The controversy over an Illinois state judge’s ruling involving Altria Group (Philip Morris) has spawned some strange bedfellows, and their common interests are a good sign for tobacco settlement bondholders.
Many state governments, who were once the tobacco industry’s fiercest opponents, are trying to keep the country’s biggest cigarette maker on solid ground as it threatens to file bankruptcy over the requirement that it post a $12 billion bond in order to appeal an adverse decision in a class-action lawsuit.
The states want to ensure that money promised them under the Master Settlement Agreement (MSA) with the tobacco industry isn’t jeopardized. In an effort to speed up their access to the MSA funds, many states sold bonds backed by future payments from the tobacco firms.
California, New York and Illinois may be forced to shelve plans to issue billions of dollars of tobacco bonds because of unfriendly market conditions and the threat of downgrades by rating agencies.
States depend on the money
The states are concerned that an interruption of payments from Philip Morris will hamper their efforts to plug their budget deficits, projected to total more than $100 billion nationwide. In fact, many state attorneys general, plan to intervene in the Illinois case, with the goal of preserving the MSA and their ability to issue new bonds.
Although the rating agencies originally accounted for the contingency of further adverse legal awards, the $12 billion cash bond required by the Illinois court poses an immediate financial flexibility problem for Philip Morris.
Washington State Attorney General, Christine Gregoire, said that the size of the bond “could create a chilling effect on the ability of the defendant to appeal. And more importantly, it could deal a significant unnecessary financial blow to the states.”
Ironically, one day before the court ruling, Illinois State Senate President, Emil Jones, proposed selling $2.1 billion of tobacco bonds to cover the costs of the state’s Medicaid program. Currently, at least four other states have proposals for tobacco bonds pending before state legislatures.
The states’ dependency on the funds is obviously not lost on Philip Morris. The company is due to pay $2.5 billion, in accordance with the MSA, by April 15, but is claiming that it may not be able to do so because of the Illinois bond.
Based on Philip Morris’ threat of not making their April payment, a number of state attorneys general are preparing to enter the dispute. Vermont Attorney General, William Sorrel, said the states would most likely file a formal motion to intervene in the Illinois case. They will attempt to urge the court to impose a lesser bond to protect their constituents’ financial interests.
Common interest
Bondholders should be encouraged by the common financial interests of tobacco companies and the states.
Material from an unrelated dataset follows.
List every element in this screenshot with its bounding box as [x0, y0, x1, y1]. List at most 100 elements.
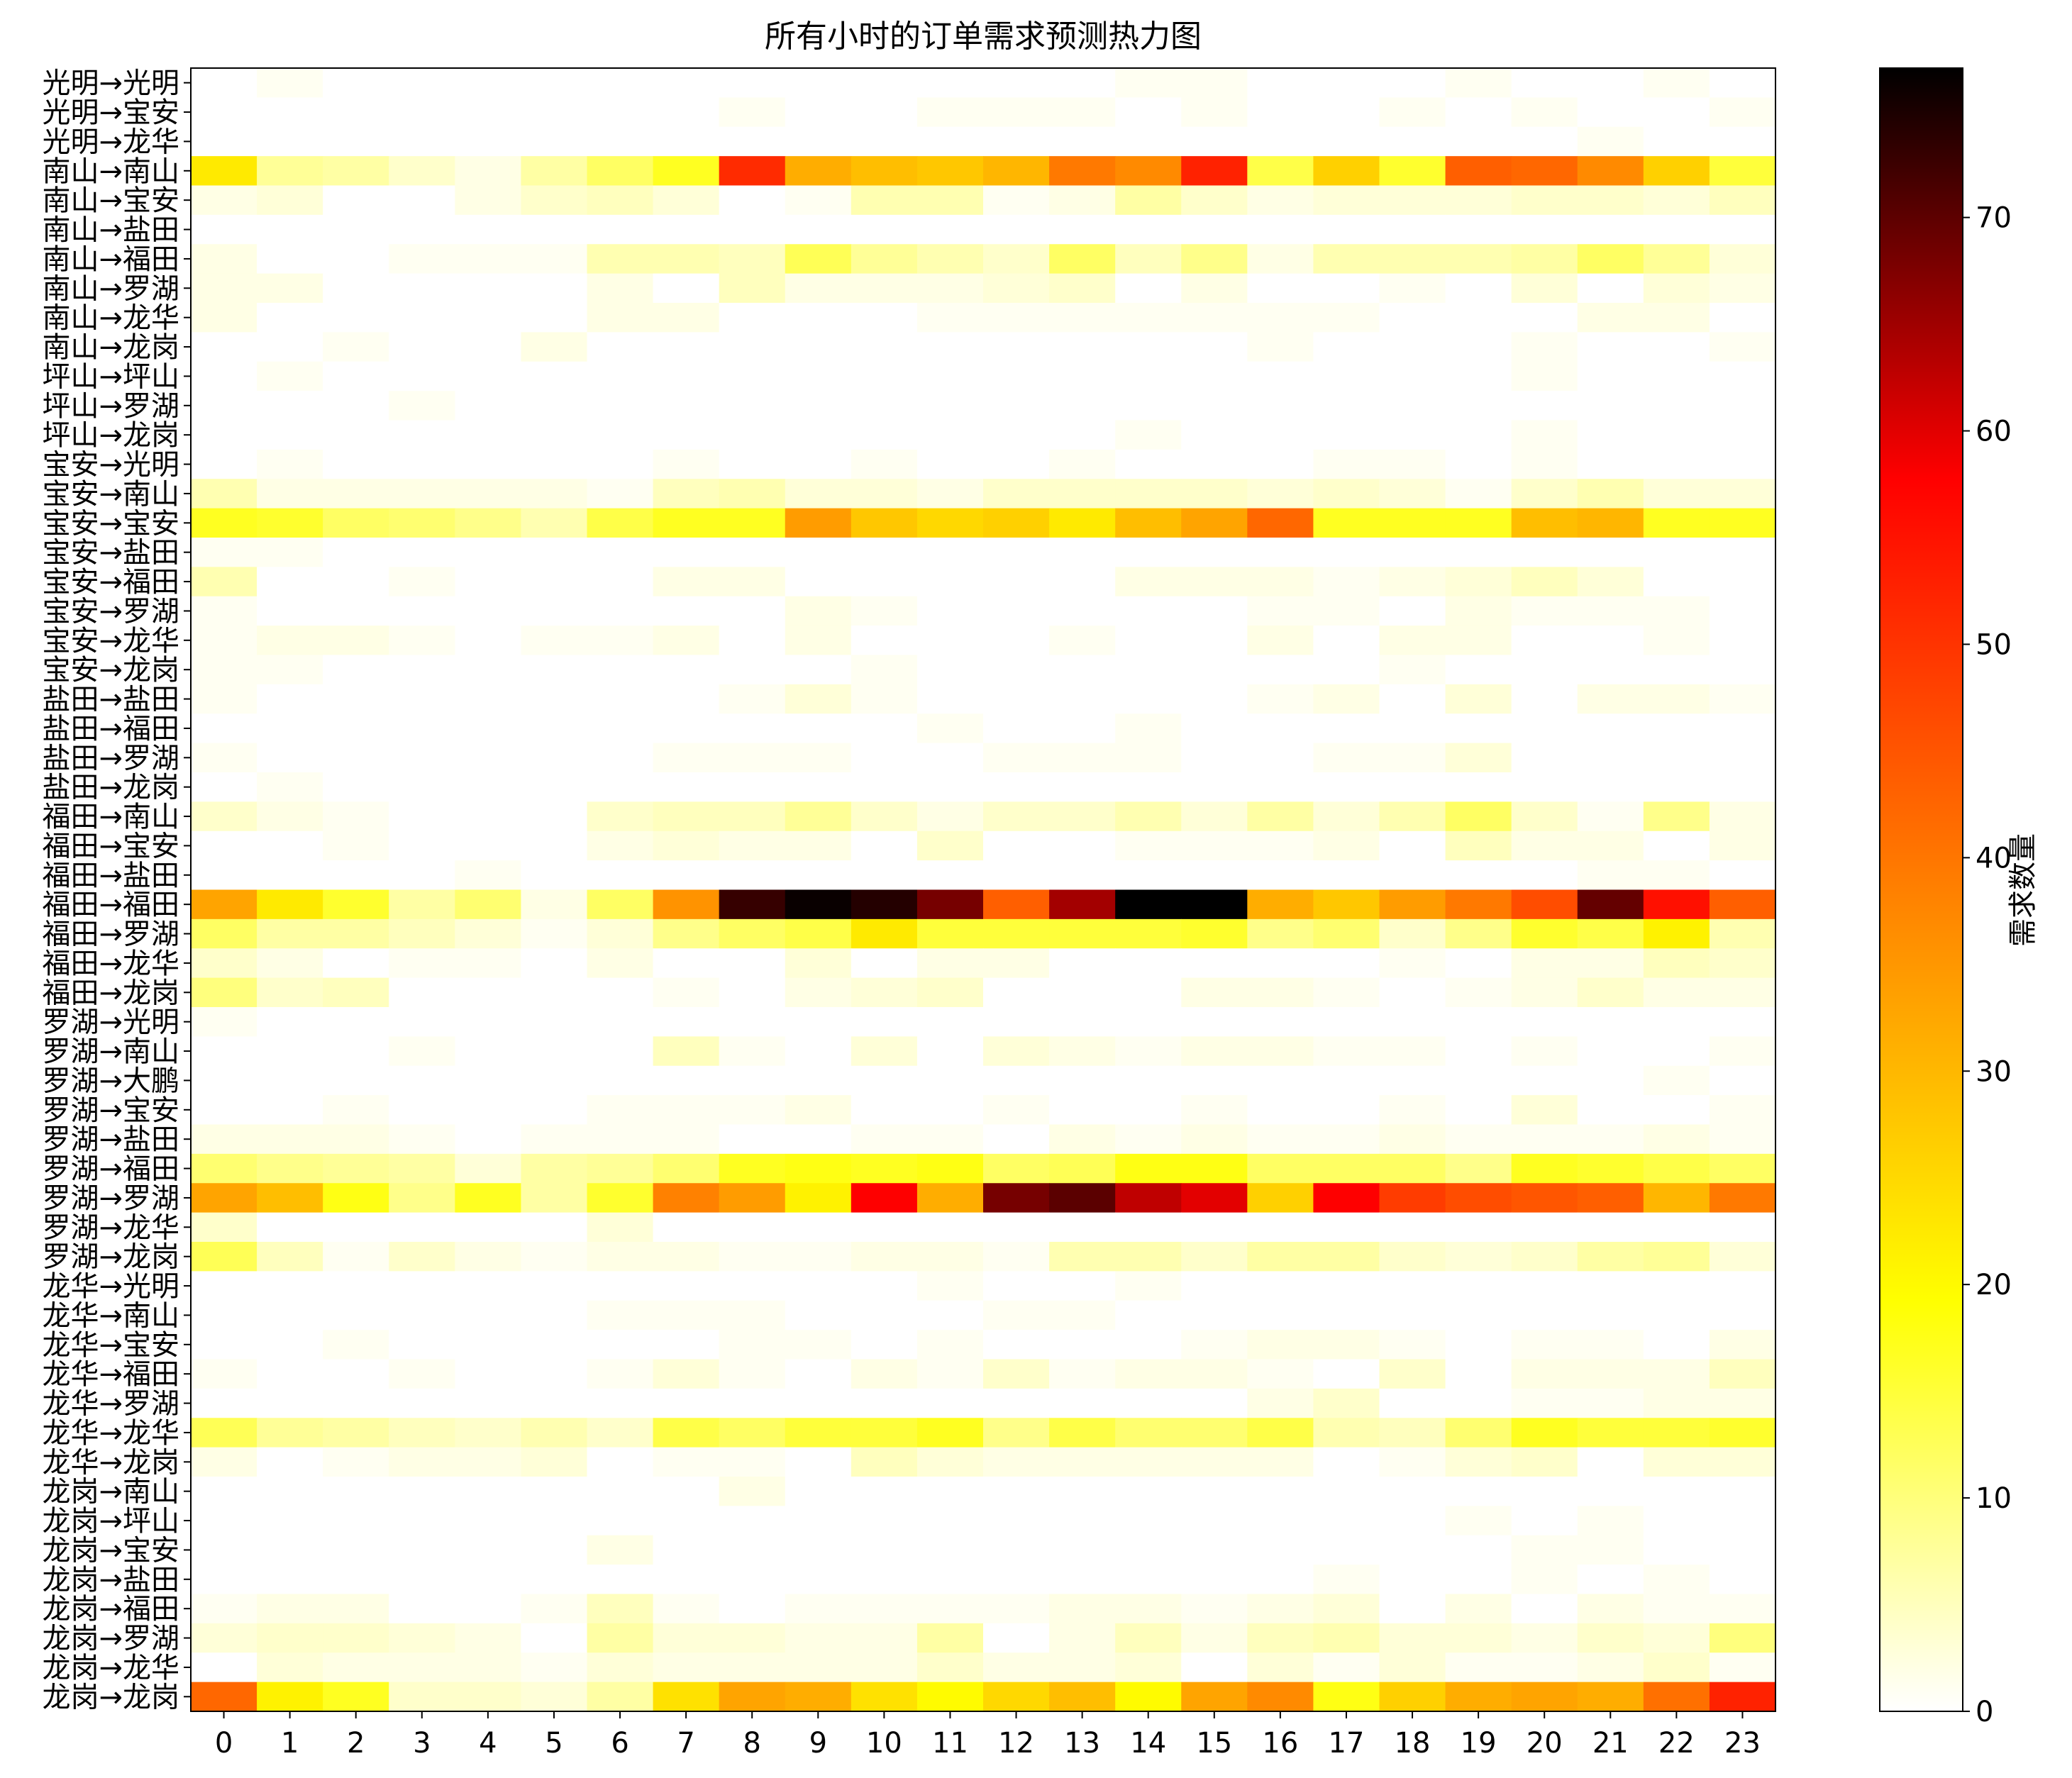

Since the MSA was reached in 1998 between the cigarette makers and 46 states, over $21.6 billion has been paid to the states, with another $5 billion due this year.
Illinois legislators are currently considering a law that would limit the amount of money Philip Morris would have to post as a bond in order to appeal.
Philip Morris has hired Jim Thompson, the former Illinois governor, to lobby for the company. Illinois itself is due $150 million of the April 15 payment, which according to Thompson is earmarked for health care programs for the elderly.
W.A. Drew Edmondson, Attorney General of Oklahoma, told The Wall Street Journal, “We are very concerned that the amount of the appeal bond will adversely affect budgets in 46 states. There is no benefit to public health by putting Philip Morris in this financial position. They’re going to sell just as many cigarettes even if they’re in receivership.”
The government profits more than anyone else from the sale of a pack of cigarettes – far more, in fact, than even the manufacturers. And the tobacco settlement bonds have been a boon to state governments. With 46 states counting on Altria’s continued payments, bondholders should feel comfortable with the company they’re keeping.